I realised this theme came up several times in my blog.
Like, the time I went on a solo day out in my home country.
There was also the time I held a cup of cold water in my hands and stood still, basking in the present.
Being in the moment was in my list of top 20 important things I learned in my twenties.
Come to think of it, it was implicit in last year’s birthday letter to myself. I didn’t write that letter to my past or future self, as many others had done. I wrote it to my present self.
Being in the moment means being in the reality of my present state. Observing the things going on around me. Feeling my breathing. Observing my thoughts: what are they? How do my thoughts interact with each other? What kinds of emotions and stories arise from these interactions?
It’s hard to let thoughts come and go, without reacting to them. Or passing any kind of judgement (“Why am I still feeling this way, I should have moved on by now?!”). Especially if there are all sorts of thoughts whirring through my mind. Thoughts that, if not handled well, can spiral into anxiety. Or worse, depression.
I’m still not a pro at this. But I try my best.
Therapy helped me understand myself better
If not for my ex-colleague’s encouragement, I would never have thought of going for therapy.
I thought that since I was not suicidal or hurting myself, I was fine. I figured I could handle everything myself.
But she convinced me otherwise.
So, for the first time in my life, I went for therapy this year.
Therapy helped me be more aware of the emotions running through my mind. I learned to pause and ask myself “what am I feeling right now?”. Then, “OK, what triggered this feeling?” Followed by, “what can I do about this?” I learned to ask these questions of myself gently, without judgement.
Last month, I asked my therapist, “You’ve known me for a few sessions now. Tell me, what’s my problem? Was I truly depressed?” She replied, “What you struggle with, is that you get so anxious about things.”

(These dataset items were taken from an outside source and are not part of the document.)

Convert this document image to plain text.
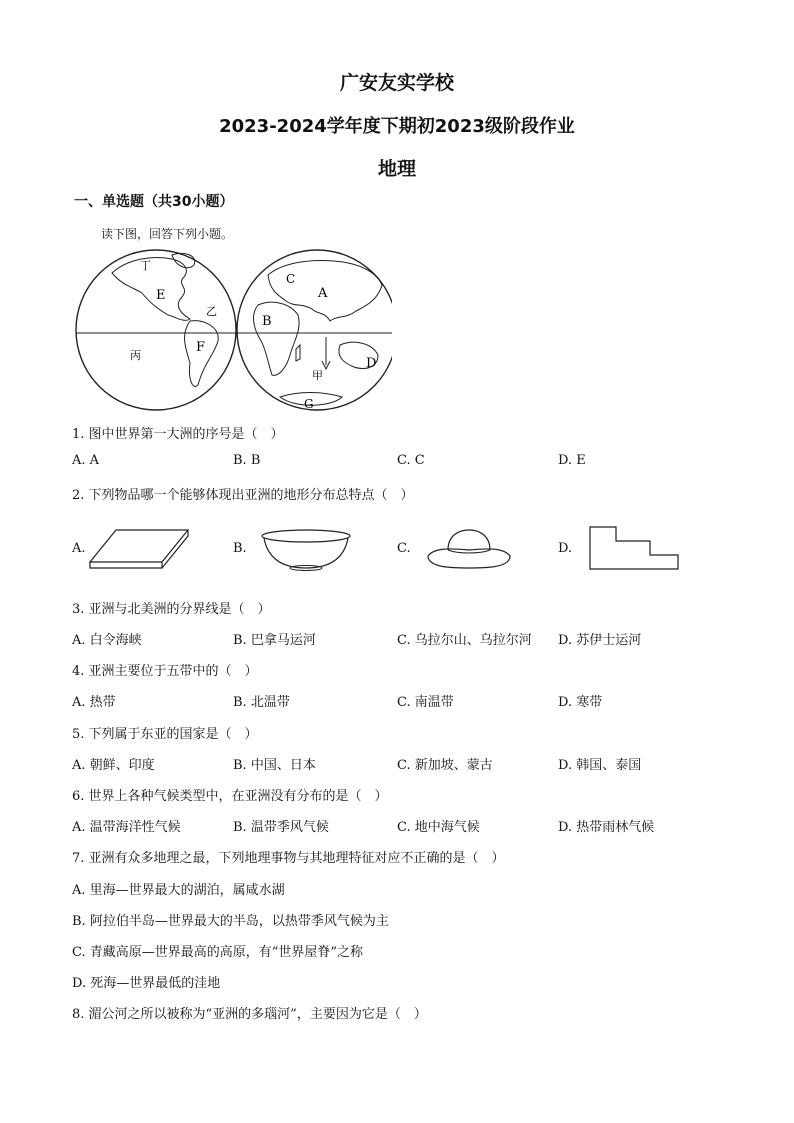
广安友实学校
2023-2024学年度下期初2023级阶段作业
地理
一、单选题（共30小题）
读下图，回答下列小题。
丁
E
乙
F
丙
C
A
B
D
甲
G
1. 图中世界第一大洲的序号是（　）
A. A	B. B	C. C	D. E
2. 下列物品哪一个能够体现出亚洲的地形分布总特点（　）
A.	B.	C.	D.
3. 亚洲与北美洲的分界线是（　）
A. 白令海峡	B. 巴拿马运河	C. 乌拉尔山、乌拉尔河 D. 苏伊士运河
4. 亚洲主要位于五带中的（　）
A. 热带	B. 北温带	C. 南温带	D. 寒带
5. 下列属于东亚的国家是（　）
A. 朝鲜、印度	B. 中国、日本	C. 新加坡、蒙古	D. 韩国、泰国
6. 世界上各种气候类型中，在亚洲没有分布的是（　）
A. 温带海洋性气候	B. 温带季风气候	C. 地中海气候	D. 热带雨林气候
7. 亚洲有众多地理之最，下列地理事物与其地理特征对应不正确的是（　）
A. 里海—世界最大的湖泊，属咸水湖
B. 阿拉伯半岛—世界最大的半岛，以热带季风气候为主
C. 青藏高原—世界最高的高原，有“世界屋脊”之称
D. 死海—世界最低的洼地
8. 湄公河之所以被称为“亚洲的多瑙河”，主要因为它是（　）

She’s right. My thoughts tend to get blown out of proportion in my head. It might start with say, a rejection. The rejection whirls around my head, turning into something like, “I’m not good enough.” “I’m ugly.” Or worse, “I’m cursed.” Then I feel depressed and withdraw from people.
I still go for therapy, but less frequently as I can handle myself better now. I don’t expect to be “cured” for good. My ex-colleague told me that depression is like the flu, it comes and goes. The important thing is that I am more mindful of my thoughts and have better control over how I react.

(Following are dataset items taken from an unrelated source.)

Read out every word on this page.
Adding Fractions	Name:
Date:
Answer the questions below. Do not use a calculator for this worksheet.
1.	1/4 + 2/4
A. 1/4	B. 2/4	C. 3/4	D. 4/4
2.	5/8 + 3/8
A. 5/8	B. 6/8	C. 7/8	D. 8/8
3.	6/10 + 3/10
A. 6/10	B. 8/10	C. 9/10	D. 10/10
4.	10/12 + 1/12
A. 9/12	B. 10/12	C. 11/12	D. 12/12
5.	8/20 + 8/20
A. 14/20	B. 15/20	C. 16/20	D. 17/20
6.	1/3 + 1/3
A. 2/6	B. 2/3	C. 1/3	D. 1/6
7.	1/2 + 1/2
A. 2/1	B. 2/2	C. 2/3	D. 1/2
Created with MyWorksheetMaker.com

The key to managing difficult emotions
… is to not suppress them.
My best friend, who is a clinical psychologist, taught me this a few years ago. Therapy reinforced it several times.
But Morrie Schwartz from Tuesdays with Morrie has the best explanation:
If you hold back on the emotions – if you don’t allow yourself to go all the way through them – you can never get to being detached, you’re too busy being afraid. You’re afraid of the pain, you’re afraid of the grief. You’re afraid of the vulnerability that loving entails.

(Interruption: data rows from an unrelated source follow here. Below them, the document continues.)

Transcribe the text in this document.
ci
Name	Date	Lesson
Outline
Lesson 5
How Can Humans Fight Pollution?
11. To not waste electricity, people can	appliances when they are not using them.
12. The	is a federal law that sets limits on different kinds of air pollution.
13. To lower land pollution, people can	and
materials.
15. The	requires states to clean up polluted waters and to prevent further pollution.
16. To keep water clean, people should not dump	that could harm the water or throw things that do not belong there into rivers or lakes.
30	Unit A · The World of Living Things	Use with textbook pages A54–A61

But by throwing yourself into these emotions, by allowing yourself to dive in, all the way, over your head even, you experience them fully and completely. You know what the pain is. You know what love is. You know what grief is. And only then can you say, ‘All right. I have experienced that emotion. I recognize that emotion. Now I need to detach from that emotion for a moment.’
Turn on the faucet. Wash yourself with the emotion. It won’t hurt you. It will only help. If you let the fear inside, if you pull it on like a familiar shirt, then you can say to yourself, ‘All right, it’s just fear, I don’t have to let it control me. I see it for what it is.’
Kindness and compassion
My mental health struggles helped me recognise that everyone is fighting their own inner battles. Even if they seem cheery and easy going on the surface. Even if they seem to have the perfect life. Even if they are way more experienced and worldly than me.
When I started sharing with a few friends and colleagues about my depression, no one reacted with shock or disgust. In fact, everyone either had been through depression themselves, or know someone who did.
Depression is nothing to be ashamed about. Everyone struggles, and sometimes, the struggles can be too much to bear. Some people are lucky to have loved ones who help them through their pain, others cope with their pain in their own ways. I’ve learnt not to be too hasty in judging. I try to give everyone the benefit of doubt and assume good intentions.
2019 was the year I decided to take concrete action to help myself. Therapy was a big action. But there were the little yet important things too, like standing still to soak up the present. Becoming kinder to the people around me.
Self-care is an ongoing journey. I planted the seeds in 2019, and I look forward to the blossoming that 2020 and beyond will bring.